Originally Section 75(r), 47 Stat. 1473, defined a farmer as follows: "For the purpose of this section and section 74, the term 'farmer' means any individual who is personally bona fide engaged primarily in farming operations or the principal part of whose income is derived from farming operations, and includes the personal representative of a deceased farmer * * * ." The foregoing definition was clarified, and enlarged, by the amendment of 1935, 11 U.S.C.A. § 203(r) as follows: "For the purposes of this section, section 4(b), and section 74, the term 'farmer' includes not only an individual who is primarily bona fide personally engaged in producing products of the soil, * * * or the principal part of whose income is derived from any one or more of the foregoing operations. * * * "

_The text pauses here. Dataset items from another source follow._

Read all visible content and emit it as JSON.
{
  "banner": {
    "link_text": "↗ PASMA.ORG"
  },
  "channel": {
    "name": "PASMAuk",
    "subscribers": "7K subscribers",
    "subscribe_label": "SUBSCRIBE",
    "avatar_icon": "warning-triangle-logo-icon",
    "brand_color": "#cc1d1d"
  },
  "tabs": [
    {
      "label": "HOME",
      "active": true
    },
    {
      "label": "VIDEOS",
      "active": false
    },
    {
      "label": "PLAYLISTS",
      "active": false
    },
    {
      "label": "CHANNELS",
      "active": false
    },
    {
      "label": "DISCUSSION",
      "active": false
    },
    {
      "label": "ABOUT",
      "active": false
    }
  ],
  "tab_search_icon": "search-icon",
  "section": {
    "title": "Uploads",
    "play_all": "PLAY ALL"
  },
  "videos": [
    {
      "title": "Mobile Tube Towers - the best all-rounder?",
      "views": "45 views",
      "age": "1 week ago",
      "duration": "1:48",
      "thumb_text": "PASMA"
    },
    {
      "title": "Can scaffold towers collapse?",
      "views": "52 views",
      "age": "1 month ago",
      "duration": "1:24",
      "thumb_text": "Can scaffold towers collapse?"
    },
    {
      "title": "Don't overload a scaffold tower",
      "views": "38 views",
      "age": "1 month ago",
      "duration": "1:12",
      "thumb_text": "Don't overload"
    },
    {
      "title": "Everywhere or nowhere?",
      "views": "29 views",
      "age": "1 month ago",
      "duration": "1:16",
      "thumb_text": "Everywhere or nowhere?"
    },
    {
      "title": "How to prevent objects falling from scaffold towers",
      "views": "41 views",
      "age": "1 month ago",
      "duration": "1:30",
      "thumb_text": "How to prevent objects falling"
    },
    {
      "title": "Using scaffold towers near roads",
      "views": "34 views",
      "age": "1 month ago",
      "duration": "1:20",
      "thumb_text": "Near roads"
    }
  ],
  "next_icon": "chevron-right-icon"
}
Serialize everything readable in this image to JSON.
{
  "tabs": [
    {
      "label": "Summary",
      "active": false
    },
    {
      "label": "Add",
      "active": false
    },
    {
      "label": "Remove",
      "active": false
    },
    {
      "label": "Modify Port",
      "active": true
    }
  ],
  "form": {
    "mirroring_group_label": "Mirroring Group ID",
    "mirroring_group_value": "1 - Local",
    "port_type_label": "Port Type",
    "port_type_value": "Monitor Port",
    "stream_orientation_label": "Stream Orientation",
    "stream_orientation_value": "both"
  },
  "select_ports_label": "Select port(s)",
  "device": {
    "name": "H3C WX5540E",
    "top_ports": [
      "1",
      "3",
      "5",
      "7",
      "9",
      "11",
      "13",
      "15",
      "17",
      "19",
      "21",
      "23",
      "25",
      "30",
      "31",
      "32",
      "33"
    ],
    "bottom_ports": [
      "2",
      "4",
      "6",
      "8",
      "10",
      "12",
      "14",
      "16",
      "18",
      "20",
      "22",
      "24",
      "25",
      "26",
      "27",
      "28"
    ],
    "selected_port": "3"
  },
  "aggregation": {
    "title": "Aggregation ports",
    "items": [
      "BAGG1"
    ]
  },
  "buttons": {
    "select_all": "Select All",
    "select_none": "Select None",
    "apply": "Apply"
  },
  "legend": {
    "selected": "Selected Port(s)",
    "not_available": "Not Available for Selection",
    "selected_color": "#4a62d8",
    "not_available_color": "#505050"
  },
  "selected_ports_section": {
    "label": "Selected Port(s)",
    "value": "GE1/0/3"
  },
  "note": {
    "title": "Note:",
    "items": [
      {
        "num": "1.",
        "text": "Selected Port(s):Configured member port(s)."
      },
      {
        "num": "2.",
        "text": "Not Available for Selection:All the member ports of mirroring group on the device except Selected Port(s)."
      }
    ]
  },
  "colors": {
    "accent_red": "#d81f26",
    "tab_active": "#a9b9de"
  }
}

Under the earlier phrascology of the act the courts naturally, and soundly, determined the meaning of "farmer" in the light of the traditional concept of "farming operations." The amendment discloses an intention to eliminate the traditional concept by substituting for the phrase "in farming operations" the more general phraseology "in producing products of the soil." The obvious intention of Congress was noted in the case of First National Bank v. Beach.*fn2 The test under the earlier act was stated in the Beach case as follows: "Was respondent a farmer because 'personally bona fide engaged primarily in farming operations' or because 'the principal part of his income was derived from farming operations?'" The test under the present language of the act, for purposes of this case, must be: Was the petitioner either "primarily bona fide personally engaged in producing products of the soil" or was the principal part of his income derived from his activities "in producing products of the soil?"
We are of the opinion that the production of plants by the debtor in his greenhouse, as well as the producing of products from his truck gardening, constituted being "engaged in producing products of the soil" for the purposes of Section 75(r), as amended. The value of the products of the soil which are consumed by the producer and his family constitute a part of his income from "producing products of the soil" as truly as if such products had been exchanged for money. The production of "plants" may constitute a complete operation in the "producing of products from the soil" as respects the activity and the source of income of a particular individual. It is clear that one is engaged in producing products of the soil who is engaged exclusively in raising tomato plants to sell to others who actually "grow" the tomatoes for market. The amount of acreage eultivated may enter into the question of amount of income; but in the instant case it is agreed that debtor derives the principal part of his income from the production of plants. In addition to the foregoing he supplies a part of the family living from the products of truck gardening.
We conclude that the undisputed facts disclose that, for the purpose of Section 75(r), the debtor was "primarily bona fide personally engaged in producing products of the soil" and that the principal part of his income was derived therefrom. The trial court erred in its holding that the debtor was not entitled to the privileges and benefits of the act.
The judgment of the District Court is reversed.